David Tomlinson’s time off-screen is beautifully chronicled in this moving, life-affirming adventure – ★★★★★

Big characters need the space to breathe, and a dreamy, minimalist drawing room in the clouds proves perfect for David Tomlinson to monologue about life’s ups and downs – even if, at first, he doesn’t recognise that himself.

A selfless start to a one-man play all about the self is humorously paradoxical, but award-winning comedian Jupp knows how to hit the ground running – or rather, in this case, with a joyful frolic. With a sprinkling of a light musical score from Eliza Thompson, the actor jumps, lunges and bounces into several other roles, including lovers, Disney and most importantly, his father.

All it takes is for Jupp to put one hand behind his back and to rant about Napoleon for him to transform into the pessimistic elder gentleman. David’s father’s beef and disappointment with him, although never quite fully explained, lays the foundations for him to be a better parent to his own children – a drive for positivity in amongst life’s negativity which is the main ethos for David and James Kettle’s vibrant script.

After all, the idea of tragedy behind the comedy for leading comics is not unknown to audience members, and the lovable Mr Tomlinson has his fair share of heartbreak.

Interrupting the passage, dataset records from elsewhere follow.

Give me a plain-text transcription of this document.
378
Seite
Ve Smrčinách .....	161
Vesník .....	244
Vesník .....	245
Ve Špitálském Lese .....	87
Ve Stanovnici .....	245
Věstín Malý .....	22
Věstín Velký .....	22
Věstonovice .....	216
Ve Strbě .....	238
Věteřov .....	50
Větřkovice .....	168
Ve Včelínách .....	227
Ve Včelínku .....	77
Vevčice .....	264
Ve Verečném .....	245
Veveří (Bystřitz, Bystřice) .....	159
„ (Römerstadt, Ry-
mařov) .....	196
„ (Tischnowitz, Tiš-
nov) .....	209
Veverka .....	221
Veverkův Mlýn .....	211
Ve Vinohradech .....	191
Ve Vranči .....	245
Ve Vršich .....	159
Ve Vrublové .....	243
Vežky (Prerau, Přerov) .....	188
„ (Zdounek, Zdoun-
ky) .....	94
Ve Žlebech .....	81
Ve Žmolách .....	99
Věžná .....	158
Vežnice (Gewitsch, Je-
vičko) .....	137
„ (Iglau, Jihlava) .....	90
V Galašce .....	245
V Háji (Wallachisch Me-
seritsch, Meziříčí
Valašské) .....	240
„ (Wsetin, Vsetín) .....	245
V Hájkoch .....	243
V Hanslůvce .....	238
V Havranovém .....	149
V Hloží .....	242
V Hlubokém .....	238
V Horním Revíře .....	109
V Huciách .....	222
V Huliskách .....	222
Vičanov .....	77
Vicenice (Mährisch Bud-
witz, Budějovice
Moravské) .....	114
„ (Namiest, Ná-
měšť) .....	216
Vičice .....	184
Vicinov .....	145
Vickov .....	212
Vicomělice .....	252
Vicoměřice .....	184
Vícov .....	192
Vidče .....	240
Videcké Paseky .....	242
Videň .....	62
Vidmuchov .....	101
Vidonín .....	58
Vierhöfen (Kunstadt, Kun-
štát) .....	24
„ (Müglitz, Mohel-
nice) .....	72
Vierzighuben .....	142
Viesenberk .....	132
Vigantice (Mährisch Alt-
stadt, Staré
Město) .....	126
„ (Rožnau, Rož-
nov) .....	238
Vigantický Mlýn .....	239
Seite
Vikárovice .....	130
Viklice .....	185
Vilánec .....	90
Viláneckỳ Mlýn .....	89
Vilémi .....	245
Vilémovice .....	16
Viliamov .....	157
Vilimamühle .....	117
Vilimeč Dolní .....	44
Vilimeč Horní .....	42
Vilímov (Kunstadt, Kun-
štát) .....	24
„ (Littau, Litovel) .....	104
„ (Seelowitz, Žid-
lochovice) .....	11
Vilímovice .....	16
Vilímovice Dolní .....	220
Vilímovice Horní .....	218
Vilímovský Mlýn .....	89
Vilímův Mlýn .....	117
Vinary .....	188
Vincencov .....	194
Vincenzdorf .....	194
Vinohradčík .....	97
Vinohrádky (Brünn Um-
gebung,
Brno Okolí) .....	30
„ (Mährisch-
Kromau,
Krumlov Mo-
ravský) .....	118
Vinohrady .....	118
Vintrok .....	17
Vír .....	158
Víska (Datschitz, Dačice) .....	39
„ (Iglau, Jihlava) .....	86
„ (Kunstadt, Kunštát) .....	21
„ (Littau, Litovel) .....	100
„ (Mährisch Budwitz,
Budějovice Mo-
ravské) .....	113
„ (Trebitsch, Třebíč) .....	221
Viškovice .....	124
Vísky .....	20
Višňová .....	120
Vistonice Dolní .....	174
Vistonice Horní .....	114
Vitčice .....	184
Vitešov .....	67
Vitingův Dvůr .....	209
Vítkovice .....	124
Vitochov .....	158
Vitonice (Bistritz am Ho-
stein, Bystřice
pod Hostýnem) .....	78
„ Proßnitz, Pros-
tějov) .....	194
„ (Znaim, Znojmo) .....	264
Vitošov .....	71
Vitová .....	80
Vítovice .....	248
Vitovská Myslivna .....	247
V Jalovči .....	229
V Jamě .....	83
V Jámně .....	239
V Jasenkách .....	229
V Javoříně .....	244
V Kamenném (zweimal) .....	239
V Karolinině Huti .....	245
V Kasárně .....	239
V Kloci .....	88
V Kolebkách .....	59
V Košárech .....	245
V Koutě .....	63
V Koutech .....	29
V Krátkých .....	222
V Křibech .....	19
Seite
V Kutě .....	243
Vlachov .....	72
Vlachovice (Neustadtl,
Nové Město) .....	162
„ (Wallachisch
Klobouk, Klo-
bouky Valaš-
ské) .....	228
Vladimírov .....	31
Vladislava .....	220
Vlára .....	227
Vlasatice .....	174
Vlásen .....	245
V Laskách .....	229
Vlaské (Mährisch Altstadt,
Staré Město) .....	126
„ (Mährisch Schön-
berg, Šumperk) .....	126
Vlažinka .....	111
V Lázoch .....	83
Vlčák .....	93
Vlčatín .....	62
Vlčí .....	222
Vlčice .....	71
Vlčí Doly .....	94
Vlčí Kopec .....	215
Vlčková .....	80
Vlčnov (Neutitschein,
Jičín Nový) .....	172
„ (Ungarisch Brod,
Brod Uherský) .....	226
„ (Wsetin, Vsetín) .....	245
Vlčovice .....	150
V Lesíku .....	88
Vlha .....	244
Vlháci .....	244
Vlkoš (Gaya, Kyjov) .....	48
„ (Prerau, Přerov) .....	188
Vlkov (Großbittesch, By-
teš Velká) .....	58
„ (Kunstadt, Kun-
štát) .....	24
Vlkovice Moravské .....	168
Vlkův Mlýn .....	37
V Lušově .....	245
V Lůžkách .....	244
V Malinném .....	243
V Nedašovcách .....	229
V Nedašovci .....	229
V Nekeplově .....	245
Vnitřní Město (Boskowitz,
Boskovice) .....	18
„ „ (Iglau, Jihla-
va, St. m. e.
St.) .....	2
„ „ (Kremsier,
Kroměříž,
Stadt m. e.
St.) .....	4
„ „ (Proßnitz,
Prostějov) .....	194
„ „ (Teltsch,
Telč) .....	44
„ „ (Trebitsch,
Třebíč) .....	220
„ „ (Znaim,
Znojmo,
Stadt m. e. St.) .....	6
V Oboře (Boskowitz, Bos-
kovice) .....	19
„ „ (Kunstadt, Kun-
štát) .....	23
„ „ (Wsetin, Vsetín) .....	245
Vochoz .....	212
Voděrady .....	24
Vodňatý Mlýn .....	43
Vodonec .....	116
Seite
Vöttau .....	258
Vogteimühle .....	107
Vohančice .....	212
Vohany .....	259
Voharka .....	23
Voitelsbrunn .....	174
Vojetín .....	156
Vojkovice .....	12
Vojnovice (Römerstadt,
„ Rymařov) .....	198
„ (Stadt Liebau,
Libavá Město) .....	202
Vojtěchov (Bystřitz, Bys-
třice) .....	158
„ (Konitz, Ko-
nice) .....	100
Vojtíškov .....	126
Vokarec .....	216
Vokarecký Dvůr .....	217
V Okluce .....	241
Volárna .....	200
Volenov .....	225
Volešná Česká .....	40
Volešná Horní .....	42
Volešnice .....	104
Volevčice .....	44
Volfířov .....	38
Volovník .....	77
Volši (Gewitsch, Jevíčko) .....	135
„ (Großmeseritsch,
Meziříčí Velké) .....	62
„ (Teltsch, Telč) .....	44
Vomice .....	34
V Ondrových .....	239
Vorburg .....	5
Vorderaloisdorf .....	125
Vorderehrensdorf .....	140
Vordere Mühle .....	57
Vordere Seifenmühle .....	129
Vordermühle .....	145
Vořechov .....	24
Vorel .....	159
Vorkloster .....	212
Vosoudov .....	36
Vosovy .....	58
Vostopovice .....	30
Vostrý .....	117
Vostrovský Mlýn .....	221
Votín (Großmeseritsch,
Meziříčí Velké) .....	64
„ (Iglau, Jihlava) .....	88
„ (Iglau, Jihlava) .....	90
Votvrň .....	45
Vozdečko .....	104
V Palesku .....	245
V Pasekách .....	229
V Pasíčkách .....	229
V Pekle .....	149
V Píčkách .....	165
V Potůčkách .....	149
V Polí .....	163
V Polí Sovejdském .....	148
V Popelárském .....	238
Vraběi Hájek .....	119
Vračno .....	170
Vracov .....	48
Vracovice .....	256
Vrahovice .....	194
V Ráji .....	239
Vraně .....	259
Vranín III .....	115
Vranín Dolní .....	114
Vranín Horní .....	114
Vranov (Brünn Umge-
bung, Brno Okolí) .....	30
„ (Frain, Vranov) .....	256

Some of the impressiveness of the production is how Jupp transitions from laugh-a-minute humour to the more poignant moments, aided by minimal lighting from Matthew Eagland. Though incredibly clever, it should not be surprising for an actor and comedian of routine. While at times the narrative is juddering and non-chronological, such as with David’s descriptions of past relationships, this is politely acknowledged by the man himself. Eventually these jolts in lighting and pace are quietly accepted as nods to a remarkably animated individual.

On the topic of allusions, it is to my shame that I am yet to see the iconic Mary Poppins, and as such some of the finer references, along with mentions of famous figures before my time, are lost on me. Yet the greater sense of nostalgia that Disney can evoke certainly doesn’t pass any audience member by. After all, the motif of memories, alongside themes of family and caring for others are what make life – and indeed, The Life I Lead – so deeply satisfying and pleasant.

The Life I Lead is now playing at the Wyndham’s Theatre until 21 September.